New Jersey senate approves short-term rental refund bill
US: The New Jersey legislature approved a bill last Monday which would require many short-term rental companies to provide a refund for COVID-19 related cancellations.
Sponsored by Senators Joe Cryan and Kip Bateman, according to the legislature’s website, the bill passed through the senate with 37 approval votes to 3 abstentions.
Refunds will be required in either cash or in credit, allowing both Airbnb and Vrbo refund policies to fall in line with state law.
The bill specifies “transient accommodations,” which it defines as a digital platform or hosted internet website where accommodation is reserved for cash. It explicitly excludes hotels, dormitories, or long leases with either a private realtor or a term of over 90 days.
Senator Cryan said to Insider NJ: “People have lost out on vacations and business travel at the same time many are also losing income and often their jobs. They shouldn’t also be forced to pay for reservations they can no longer keep, much less afford.”
The pair of senators specifically praised Airbnb for their quick response and customer-oriented refund practices. The company also created a $250 million support program for its hosts, many of whom felt abandoned by the company’s quick refunding decision.
The law intends to create a unified standard for platforms in the state, many of whom have varying refund policies surrounding the coronavirus. If approved by the governor, the law would be retroactive to the period beginning March 1 for any cancellations required due to travel restrictions or public health related concerns.

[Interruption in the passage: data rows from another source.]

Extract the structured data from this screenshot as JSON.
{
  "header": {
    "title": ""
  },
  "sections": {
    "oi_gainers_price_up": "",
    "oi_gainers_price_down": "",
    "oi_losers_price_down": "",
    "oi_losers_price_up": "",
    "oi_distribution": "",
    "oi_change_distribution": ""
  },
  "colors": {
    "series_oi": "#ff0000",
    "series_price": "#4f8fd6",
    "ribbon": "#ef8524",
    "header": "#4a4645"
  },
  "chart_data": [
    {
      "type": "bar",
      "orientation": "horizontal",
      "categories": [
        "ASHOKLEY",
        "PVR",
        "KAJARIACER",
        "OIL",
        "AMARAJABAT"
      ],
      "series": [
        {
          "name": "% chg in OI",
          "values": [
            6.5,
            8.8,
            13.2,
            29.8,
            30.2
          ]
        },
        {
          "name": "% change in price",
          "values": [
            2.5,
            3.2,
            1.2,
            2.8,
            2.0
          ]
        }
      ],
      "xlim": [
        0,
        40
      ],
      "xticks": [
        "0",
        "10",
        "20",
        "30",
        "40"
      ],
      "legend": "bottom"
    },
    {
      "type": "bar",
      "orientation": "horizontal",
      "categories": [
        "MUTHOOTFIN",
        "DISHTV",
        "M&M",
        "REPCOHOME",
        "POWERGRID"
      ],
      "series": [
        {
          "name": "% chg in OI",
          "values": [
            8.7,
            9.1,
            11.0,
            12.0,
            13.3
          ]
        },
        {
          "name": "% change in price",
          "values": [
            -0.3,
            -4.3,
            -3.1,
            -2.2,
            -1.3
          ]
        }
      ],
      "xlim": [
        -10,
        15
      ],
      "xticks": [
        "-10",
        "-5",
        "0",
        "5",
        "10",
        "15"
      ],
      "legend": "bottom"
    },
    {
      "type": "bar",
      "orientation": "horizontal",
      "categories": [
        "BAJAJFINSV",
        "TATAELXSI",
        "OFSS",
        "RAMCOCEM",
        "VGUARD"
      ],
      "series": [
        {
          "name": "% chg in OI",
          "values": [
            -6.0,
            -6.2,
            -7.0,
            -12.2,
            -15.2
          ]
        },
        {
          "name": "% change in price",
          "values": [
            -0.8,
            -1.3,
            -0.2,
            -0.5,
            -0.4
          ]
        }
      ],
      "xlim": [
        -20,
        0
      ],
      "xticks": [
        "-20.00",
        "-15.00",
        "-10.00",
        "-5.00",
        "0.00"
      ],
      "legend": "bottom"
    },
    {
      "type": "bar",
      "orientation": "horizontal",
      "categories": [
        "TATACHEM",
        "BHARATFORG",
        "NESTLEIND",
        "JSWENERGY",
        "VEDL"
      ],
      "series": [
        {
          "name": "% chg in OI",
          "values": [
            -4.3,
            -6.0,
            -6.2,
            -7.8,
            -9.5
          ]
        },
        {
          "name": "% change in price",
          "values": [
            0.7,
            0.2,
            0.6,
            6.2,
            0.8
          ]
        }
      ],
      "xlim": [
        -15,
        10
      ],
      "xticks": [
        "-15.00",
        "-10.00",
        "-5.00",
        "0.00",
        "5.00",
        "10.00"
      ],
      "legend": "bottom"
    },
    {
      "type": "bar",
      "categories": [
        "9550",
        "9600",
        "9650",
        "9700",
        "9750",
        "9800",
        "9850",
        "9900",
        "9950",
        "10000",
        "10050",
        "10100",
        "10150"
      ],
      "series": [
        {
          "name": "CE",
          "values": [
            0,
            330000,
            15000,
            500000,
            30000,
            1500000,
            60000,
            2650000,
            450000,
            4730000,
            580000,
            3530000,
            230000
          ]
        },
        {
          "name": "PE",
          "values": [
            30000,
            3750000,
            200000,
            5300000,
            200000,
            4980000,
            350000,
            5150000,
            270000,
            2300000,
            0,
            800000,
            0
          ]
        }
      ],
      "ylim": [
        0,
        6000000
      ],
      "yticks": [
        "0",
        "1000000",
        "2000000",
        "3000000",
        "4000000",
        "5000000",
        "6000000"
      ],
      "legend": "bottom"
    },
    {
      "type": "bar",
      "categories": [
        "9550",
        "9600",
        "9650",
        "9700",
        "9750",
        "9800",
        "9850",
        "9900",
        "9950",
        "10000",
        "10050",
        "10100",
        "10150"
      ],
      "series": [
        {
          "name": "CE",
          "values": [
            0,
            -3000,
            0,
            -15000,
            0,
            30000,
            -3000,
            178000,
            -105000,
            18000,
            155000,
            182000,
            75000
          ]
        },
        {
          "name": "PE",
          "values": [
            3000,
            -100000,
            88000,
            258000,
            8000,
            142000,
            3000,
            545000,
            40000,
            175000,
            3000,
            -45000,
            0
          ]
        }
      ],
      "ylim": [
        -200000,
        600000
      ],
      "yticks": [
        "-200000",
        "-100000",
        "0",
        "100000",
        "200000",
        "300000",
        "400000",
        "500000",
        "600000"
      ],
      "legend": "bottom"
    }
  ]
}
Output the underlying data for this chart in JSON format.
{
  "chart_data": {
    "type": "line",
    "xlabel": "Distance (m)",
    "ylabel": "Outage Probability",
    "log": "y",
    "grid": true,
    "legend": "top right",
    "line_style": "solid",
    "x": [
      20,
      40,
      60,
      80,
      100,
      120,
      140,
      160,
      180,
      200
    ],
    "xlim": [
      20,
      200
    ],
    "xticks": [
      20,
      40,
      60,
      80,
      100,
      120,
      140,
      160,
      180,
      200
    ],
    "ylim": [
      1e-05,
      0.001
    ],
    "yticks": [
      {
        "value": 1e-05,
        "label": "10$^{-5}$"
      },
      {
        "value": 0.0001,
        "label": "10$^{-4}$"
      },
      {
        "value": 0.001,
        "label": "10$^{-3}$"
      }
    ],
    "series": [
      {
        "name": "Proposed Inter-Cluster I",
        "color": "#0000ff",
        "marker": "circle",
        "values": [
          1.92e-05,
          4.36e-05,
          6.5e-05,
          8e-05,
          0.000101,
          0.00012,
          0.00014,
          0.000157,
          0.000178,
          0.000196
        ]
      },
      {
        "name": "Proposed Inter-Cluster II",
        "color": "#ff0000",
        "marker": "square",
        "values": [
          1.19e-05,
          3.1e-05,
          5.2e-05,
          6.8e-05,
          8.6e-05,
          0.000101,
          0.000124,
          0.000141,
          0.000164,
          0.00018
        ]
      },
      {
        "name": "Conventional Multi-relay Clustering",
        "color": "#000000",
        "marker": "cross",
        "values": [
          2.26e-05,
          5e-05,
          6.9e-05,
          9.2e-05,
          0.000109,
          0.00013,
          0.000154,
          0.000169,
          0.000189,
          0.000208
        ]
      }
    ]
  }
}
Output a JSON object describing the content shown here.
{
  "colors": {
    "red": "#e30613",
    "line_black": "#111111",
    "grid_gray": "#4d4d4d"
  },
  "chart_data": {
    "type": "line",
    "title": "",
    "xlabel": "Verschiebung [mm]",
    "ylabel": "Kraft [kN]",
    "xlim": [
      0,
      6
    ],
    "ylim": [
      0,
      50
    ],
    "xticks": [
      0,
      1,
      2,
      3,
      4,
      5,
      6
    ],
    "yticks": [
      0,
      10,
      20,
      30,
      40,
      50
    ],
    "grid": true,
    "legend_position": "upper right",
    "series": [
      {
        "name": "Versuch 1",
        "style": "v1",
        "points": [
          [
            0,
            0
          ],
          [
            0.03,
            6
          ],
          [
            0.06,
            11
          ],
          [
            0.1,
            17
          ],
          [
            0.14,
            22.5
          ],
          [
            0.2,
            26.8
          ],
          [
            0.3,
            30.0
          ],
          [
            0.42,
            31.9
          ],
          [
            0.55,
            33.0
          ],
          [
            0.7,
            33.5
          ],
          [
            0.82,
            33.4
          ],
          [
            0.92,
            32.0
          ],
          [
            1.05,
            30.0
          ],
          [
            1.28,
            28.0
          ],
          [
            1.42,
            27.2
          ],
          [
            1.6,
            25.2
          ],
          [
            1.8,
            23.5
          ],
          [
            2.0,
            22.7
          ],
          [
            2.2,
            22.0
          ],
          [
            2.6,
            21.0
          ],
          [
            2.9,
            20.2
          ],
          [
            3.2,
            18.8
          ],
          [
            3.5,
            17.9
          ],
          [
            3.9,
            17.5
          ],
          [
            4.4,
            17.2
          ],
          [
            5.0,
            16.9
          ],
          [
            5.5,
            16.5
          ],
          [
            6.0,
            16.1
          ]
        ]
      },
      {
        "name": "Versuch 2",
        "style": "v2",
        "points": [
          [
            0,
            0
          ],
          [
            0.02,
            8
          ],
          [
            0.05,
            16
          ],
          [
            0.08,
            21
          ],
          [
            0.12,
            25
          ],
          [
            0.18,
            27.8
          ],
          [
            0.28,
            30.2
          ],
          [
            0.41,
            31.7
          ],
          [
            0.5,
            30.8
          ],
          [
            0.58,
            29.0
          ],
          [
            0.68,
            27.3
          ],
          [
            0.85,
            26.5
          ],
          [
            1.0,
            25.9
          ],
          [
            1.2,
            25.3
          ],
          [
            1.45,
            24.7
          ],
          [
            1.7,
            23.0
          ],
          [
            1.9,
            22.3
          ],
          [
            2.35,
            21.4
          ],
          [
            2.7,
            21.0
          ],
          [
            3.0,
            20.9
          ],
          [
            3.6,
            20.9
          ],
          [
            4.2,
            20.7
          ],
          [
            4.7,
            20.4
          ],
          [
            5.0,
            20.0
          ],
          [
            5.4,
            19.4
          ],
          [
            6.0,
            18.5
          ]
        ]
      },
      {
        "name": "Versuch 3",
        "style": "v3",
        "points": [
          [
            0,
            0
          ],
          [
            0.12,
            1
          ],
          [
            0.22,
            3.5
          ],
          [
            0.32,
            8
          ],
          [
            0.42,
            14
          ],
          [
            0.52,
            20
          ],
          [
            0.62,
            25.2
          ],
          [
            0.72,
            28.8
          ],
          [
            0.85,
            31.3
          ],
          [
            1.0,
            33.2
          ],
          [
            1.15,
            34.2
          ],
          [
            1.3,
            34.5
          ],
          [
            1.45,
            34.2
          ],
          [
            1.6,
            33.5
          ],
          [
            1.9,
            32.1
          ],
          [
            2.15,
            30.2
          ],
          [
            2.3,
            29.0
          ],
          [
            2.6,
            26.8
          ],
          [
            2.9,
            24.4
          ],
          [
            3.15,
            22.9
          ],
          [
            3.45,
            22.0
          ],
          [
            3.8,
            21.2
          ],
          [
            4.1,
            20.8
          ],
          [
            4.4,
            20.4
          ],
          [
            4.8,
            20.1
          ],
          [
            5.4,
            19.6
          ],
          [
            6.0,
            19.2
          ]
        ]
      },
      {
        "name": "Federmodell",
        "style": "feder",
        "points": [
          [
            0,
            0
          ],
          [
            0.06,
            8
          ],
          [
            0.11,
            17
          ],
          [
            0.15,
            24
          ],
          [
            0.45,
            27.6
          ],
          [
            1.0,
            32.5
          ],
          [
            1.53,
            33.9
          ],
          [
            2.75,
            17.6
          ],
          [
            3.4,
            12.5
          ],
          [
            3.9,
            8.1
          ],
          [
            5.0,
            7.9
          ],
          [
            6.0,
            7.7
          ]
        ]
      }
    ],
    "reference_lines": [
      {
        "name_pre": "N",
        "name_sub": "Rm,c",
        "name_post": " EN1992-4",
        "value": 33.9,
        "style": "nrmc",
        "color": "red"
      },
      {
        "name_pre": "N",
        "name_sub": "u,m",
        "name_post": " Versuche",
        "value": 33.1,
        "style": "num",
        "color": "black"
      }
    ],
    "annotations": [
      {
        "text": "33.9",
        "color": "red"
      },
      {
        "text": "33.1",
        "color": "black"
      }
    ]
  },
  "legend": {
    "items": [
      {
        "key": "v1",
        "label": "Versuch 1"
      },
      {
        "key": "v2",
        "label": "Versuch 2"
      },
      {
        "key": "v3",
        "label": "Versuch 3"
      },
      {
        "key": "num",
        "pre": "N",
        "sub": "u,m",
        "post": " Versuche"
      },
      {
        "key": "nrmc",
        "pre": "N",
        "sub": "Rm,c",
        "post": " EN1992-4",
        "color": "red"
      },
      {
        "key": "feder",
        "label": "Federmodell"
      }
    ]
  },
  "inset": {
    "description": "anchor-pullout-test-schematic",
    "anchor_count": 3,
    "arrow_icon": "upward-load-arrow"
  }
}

Senator Bateman said: “No one should be charged for an unused rental during this time of emergency, especially when we are asking people to stay home. Refunding would-be renters is the right thing to do.”
The global pandemic has caused other major short-term rental legislation to pass. In New South Wales, a bill which initially read as a blanket ban on short-term rentals in the Australian state was clarified to be a limitation on people staying anywhere other than their homes.